Further, the opinion stated Merit did not have riparian rights to Kolke Creek and that even if it did earn such rights through the state, it would have to demonstrate “reasonable” use in such remediation plans. If Merit did obtain riparian rights, the parties would have 30 days to decide what level of discharge into Kolke Creek, if any, would be reasonable. If the involved parties cannot come to an agreement on what discharge level is reasonable, then an evidentiary hearing would follow.
“This case had the potential to set a precedent for the oil and gas industry to use the surface water and streams in the state to dispose of their waste and that was a precedent we were so worried about avoiding,” said Gaylord attorney Susan Hlywa Topp, who represented Lynn Lake land owners from Mayer Family Investments and Nancy A. Forcier Trust, who brought the suit along with Anglers.
MDEQ spokesperson Bob McCann said it’s too early to know if the agency would appeal as they needed to examine the decision and its impact on the project.
“Our primary concern remains the same, cleaning up what’s been a historical contamination in the area. That’s what we remain committed to doing.

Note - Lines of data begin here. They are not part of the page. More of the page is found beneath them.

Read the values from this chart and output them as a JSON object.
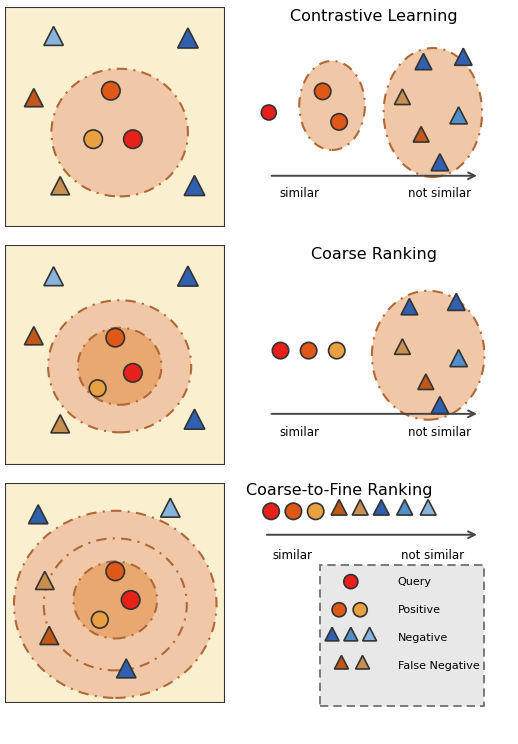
{
  "colors": {
    "query_red": "#E8201A",
    "pos_orange_dark": "#E05818",
    "pos_orange_light": "#E8A040",
    "neg_blue_dark": "#3060B0",
    "neg_blue_mid": "#5090C8",
    "neg_blue_light": "#88B4DC",
    "false_neg_dark": "#C05818",
    "false_neg_light": "#C89050",
    "ellipse_outer": "#F0C8A8",
    "ellipse_inner": "#E8A870",
    "ellipse_edge": "#B06838",
    "panel_bg": "#FAF0D0",
    "legend_bg": "#E8E8E8",
    "border": "#333333",
    "arrow": "#444444"
  },
  "titles": [
    "Contrastive Learning",
    "Coarse Ranking",
    "Coarse-to-Fine Ranking"
  ],
  "figsize": [
    5.18,
    7.44
  ],
  "dpi": 100
}
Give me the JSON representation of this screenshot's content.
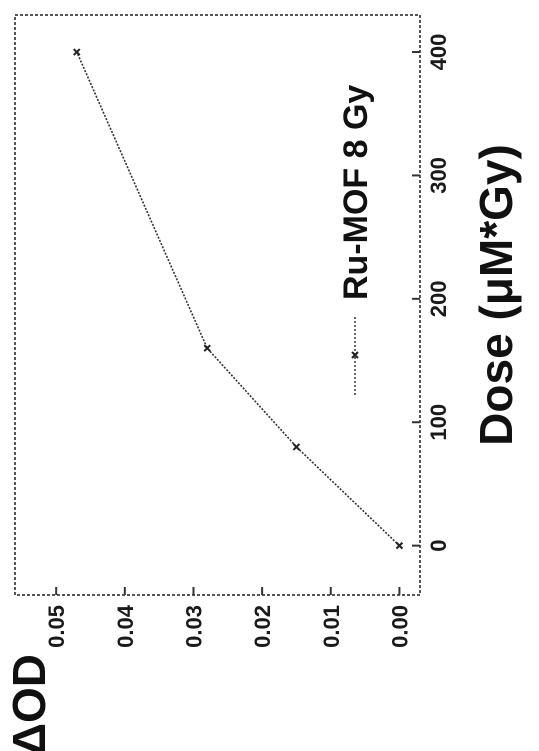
{
  "chart_data": {
    "type": "line",
    "xlabel": "Dose (μM*Gy)",
    "ylabel": "ΔOD",
    "x_ticks": [
      "0",
      "100",
      "200",
      "300",
      "400"
    ],
    "y_ticks": [
      "0.00",
      "0.01",
      "0.02",
      "0.03",
      "0.04",
      "0.05"
    ],
    "xlim": [
      -40,
      430
    ],
    "ylim": [
      -0.003,
      0.056
    ],
    "legend_position": "top-left",
    "grid": false,
    "orientation": "rotated 90° counter-clockwise",
    "series": [
      {
        "name": "Ru-MOF 8 Gy",
        "x": [
          0,
          80,
          160,
          400
        ],
        "y": [
          0.0,
          0.015,
          0.028,
          0.047
        ],
        "color": "#333333",
        "marker": "x"
      }
    ]
  }
}
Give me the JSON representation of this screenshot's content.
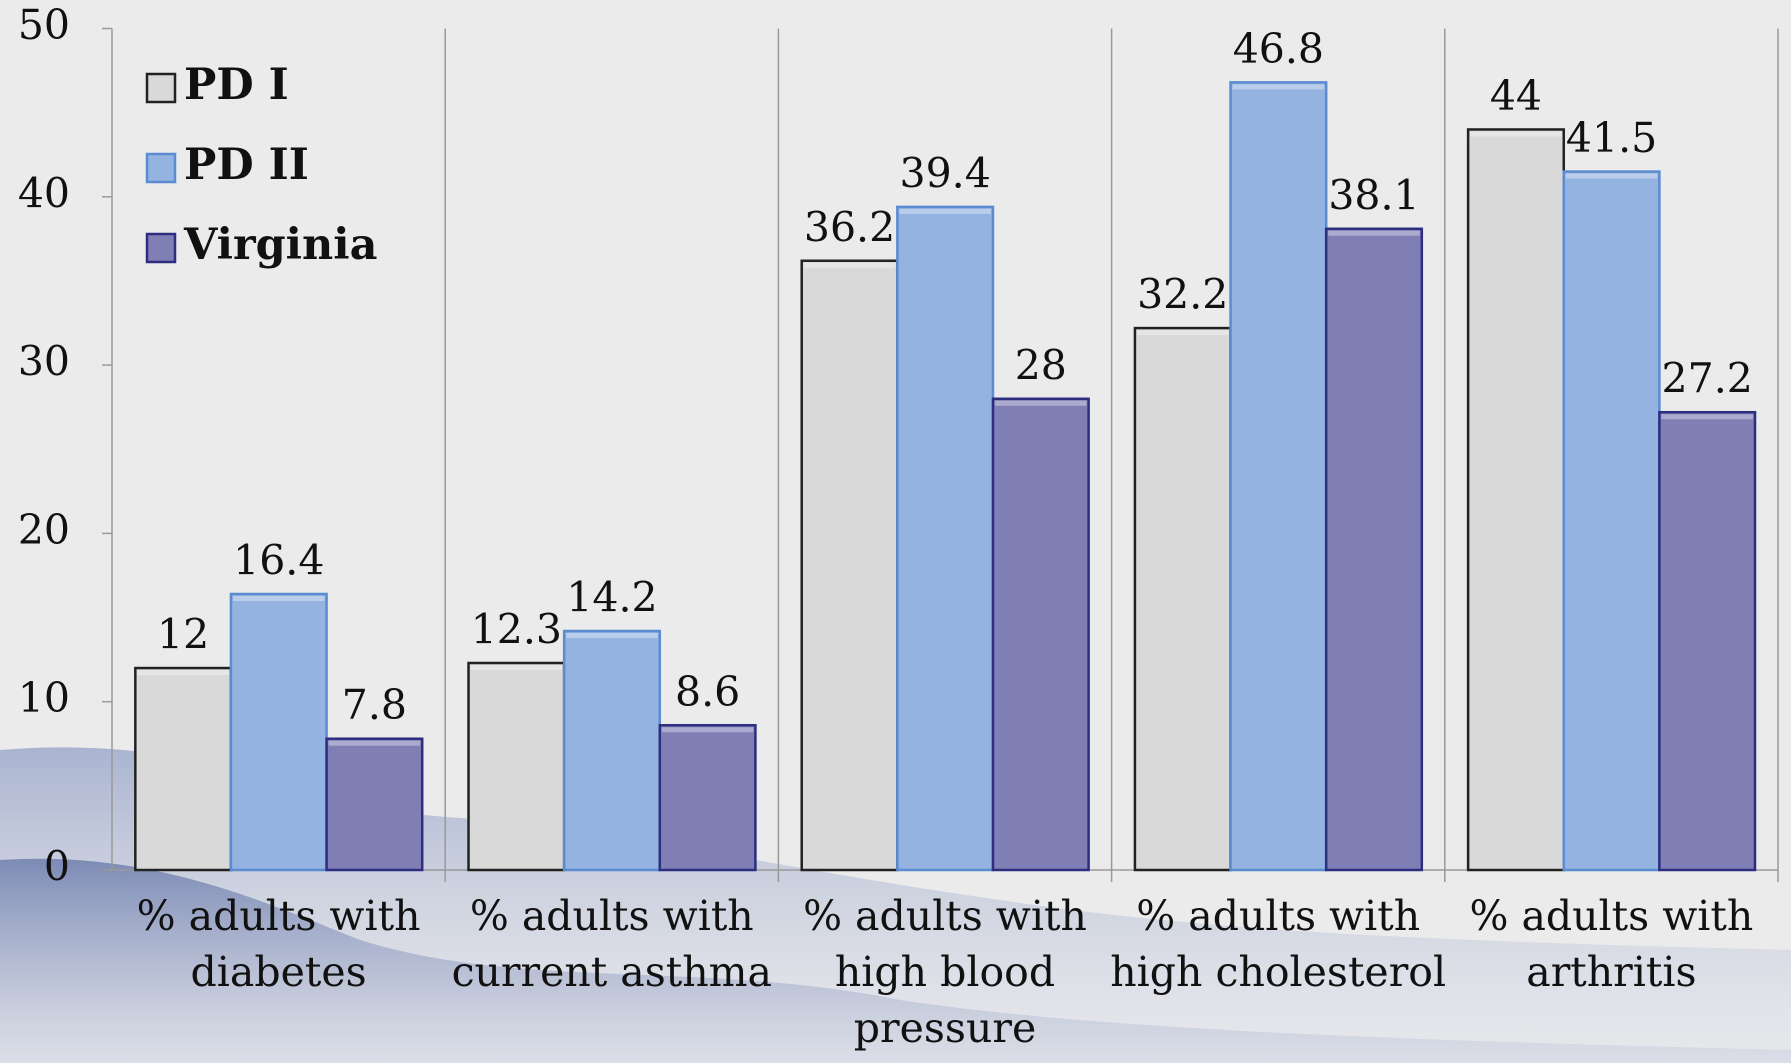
{
  "chart_data": {
    "type": "bar",
    "categories": [
      "% adults with diabetes",
      "% adults with current asthma",
      "% adults with high blood pressure",
      "% adults with high cholesterol",
      "% adults with arthritis"
    ],
    "series": [
      {
        "name": "PD I",
        "color": "#d9d9d9",
        "values": [
          12,
          12.3,
          36.2,
          32.2,
          44
        ]
      },
      {
        "name": "PD II",
        "color": "#95b3e0",
        "values": [
          16.4,
          14.2,
          39.4,
          46.8,
          41.5
        ]
      },
      {
        "name": "Virginia",
        "color": "#7f7fb5",
        "values": [
          7.8,
          8.6,
          28,
          38.1,
          27.2
        ]
      }
    ],
    "ylim": [
      0,
      50
    ],
    "yticks": [
      0,
      10,
      20,
      30,
      40,
      50
    ],
    "legend": "top-left"
  }
}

We feel the plan we had was as protective to the environment as possible,” McCann said.
According to the court opinion, while the growing 3,000-foot plume has contaminated two residential drinking wells with the potential to pollute more, alternate solutions could be started in a timely enough fashion that harm to Kolke Creek and Lynn Lake by going ahead with the water discharge plan outweighs any immediate harm to Merit or surrounding land owners.
Kolke Creek is a headwater system for the AuSable River watershed and flows into Lynn Lake.
Calls to Merit’s attorney were not immediately returned by press time.
Calls to the Anglers of the AuSable also were not returned by press time.
It was unclear whether or the plaintiffs would appeal.